> How does this affect movies involving conformation changes?  Secondary
> structure info from the first frame appears to carry over 
> into the others-
> whereas in reality some helixes or sheets change to varying 
> degrees.  This
> leads to warping in something like calmodulin.  Would I need to render
> frames separately and run 'alter'?

Secondary structure in PyMOL is currently an atomic not a coordinate
property.  This is probably a design flaw, which will need to be fixed
later on.  Same goes for occupancy and B-factors (anything else?).

Anyway, if you want it to change secondary structure during a
trajectory, the easiest thing to do is split the trajectory over two
objects with non-overlapping states (ie. use the 'state' option to
load), and then assign the secondary structure independently...

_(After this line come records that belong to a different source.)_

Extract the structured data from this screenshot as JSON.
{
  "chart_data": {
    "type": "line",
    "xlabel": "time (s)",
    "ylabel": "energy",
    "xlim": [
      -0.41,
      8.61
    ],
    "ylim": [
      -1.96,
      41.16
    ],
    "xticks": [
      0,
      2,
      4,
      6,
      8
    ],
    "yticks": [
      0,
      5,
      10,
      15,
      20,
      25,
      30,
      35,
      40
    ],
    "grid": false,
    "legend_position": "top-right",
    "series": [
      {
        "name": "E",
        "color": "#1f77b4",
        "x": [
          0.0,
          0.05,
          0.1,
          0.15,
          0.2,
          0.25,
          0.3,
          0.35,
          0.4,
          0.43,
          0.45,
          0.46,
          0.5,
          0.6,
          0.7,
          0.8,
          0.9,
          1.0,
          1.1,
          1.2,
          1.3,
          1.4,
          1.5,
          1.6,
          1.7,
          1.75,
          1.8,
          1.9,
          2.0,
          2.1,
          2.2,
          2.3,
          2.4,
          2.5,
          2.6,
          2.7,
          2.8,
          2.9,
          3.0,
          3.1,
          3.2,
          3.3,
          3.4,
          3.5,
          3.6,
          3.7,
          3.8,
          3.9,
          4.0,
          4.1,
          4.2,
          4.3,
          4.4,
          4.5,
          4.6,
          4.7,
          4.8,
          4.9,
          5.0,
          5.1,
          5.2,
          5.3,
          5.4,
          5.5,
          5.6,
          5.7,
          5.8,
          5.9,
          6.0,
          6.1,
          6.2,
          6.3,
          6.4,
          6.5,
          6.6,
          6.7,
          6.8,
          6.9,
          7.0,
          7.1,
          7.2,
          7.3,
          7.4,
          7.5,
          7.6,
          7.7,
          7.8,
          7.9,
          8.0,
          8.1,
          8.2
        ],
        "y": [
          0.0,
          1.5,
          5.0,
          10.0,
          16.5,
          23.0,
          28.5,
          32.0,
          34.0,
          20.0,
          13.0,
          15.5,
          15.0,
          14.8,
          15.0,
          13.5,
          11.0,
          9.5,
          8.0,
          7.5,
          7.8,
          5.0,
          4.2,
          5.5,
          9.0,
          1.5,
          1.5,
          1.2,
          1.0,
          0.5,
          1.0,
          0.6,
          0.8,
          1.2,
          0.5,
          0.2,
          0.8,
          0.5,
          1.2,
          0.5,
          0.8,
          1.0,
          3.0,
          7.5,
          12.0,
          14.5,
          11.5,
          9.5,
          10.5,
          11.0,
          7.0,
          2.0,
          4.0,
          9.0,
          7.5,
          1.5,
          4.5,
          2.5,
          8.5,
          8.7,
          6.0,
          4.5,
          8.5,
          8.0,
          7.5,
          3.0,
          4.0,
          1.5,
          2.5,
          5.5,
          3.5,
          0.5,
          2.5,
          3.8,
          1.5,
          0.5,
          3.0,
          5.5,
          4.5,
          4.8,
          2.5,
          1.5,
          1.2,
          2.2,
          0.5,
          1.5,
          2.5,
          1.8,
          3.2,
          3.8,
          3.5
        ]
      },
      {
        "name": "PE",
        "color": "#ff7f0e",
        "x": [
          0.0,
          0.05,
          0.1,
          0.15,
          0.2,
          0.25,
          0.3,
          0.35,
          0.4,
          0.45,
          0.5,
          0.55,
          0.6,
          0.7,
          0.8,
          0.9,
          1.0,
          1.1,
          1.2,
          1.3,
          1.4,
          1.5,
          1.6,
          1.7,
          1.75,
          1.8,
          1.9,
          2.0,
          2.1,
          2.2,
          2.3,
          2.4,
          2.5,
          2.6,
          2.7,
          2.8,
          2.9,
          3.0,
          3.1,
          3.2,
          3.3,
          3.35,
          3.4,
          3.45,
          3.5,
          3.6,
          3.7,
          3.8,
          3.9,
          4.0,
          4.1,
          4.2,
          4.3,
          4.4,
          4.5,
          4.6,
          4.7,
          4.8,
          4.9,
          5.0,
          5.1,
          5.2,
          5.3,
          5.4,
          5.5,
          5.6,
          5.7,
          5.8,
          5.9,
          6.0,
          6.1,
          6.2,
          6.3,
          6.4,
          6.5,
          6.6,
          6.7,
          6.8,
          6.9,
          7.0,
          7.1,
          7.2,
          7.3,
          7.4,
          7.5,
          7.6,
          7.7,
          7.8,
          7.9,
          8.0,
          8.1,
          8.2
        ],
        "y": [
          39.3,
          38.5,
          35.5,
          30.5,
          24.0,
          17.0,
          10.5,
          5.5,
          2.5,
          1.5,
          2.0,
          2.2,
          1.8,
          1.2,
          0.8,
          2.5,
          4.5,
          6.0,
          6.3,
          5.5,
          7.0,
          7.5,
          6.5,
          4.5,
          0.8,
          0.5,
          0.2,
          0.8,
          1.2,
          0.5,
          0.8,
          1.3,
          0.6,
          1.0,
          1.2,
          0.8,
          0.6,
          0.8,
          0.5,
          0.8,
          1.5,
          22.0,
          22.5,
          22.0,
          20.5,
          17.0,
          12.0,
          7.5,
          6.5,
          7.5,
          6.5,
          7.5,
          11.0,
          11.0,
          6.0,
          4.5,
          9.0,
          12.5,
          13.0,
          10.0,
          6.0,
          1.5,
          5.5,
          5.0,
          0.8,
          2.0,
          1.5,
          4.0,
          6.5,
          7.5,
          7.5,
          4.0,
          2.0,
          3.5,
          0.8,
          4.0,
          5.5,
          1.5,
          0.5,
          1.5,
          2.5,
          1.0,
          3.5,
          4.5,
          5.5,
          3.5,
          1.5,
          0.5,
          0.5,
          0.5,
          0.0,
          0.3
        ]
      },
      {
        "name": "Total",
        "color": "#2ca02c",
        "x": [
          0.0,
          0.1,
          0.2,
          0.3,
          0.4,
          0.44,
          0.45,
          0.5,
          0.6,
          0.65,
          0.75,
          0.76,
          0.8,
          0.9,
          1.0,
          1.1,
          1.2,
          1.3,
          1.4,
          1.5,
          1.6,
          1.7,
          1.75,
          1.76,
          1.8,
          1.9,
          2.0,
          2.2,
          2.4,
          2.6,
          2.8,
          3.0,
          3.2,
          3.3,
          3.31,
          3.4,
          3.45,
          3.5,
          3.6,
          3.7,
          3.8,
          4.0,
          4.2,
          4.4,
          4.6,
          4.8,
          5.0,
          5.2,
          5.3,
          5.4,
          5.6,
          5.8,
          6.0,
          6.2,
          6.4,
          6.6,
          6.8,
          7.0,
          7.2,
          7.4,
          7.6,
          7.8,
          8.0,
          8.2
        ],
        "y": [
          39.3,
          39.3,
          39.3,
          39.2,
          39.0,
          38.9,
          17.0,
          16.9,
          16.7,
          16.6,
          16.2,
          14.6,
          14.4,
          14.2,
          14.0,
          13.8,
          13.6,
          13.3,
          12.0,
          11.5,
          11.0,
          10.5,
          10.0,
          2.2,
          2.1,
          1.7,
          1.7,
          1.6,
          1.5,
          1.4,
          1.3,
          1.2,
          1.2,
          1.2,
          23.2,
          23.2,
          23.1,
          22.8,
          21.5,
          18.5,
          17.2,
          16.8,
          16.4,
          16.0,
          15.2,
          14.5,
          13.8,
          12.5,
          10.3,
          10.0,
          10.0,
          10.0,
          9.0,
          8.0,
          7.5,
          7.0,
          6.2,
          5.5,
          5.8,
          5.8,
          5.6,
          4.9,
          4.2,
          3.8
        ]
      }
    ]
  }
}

state    1 2 3 4 5 6 7 8  
object1  X X X X 
object2          X X X X 

> However, I'm finding that using PyMOL as a module is failing. I built
> from source and have everything installed in 
> /usr/local/python, and when I
> try to do 'from pymol import cmd, util' I get this:
> Traceback (most recent call last):
>   File "./render.py", line 7, in ?
>     import pymol
>   File "/usr/local/pymol/modules/pymol/__init__.py", line 24, in ?
>     import _cmd
> ImportError: shared object not open

The easiest way to use PyMOL as a module is to use PyMOL as your Python
interpreter.  It isn't trivial to launch PyMOL from within a running
Python interpreter, but it can be done under unix (only).  See pymol.com
and modules/launch_pymol.py for an example of how to do it.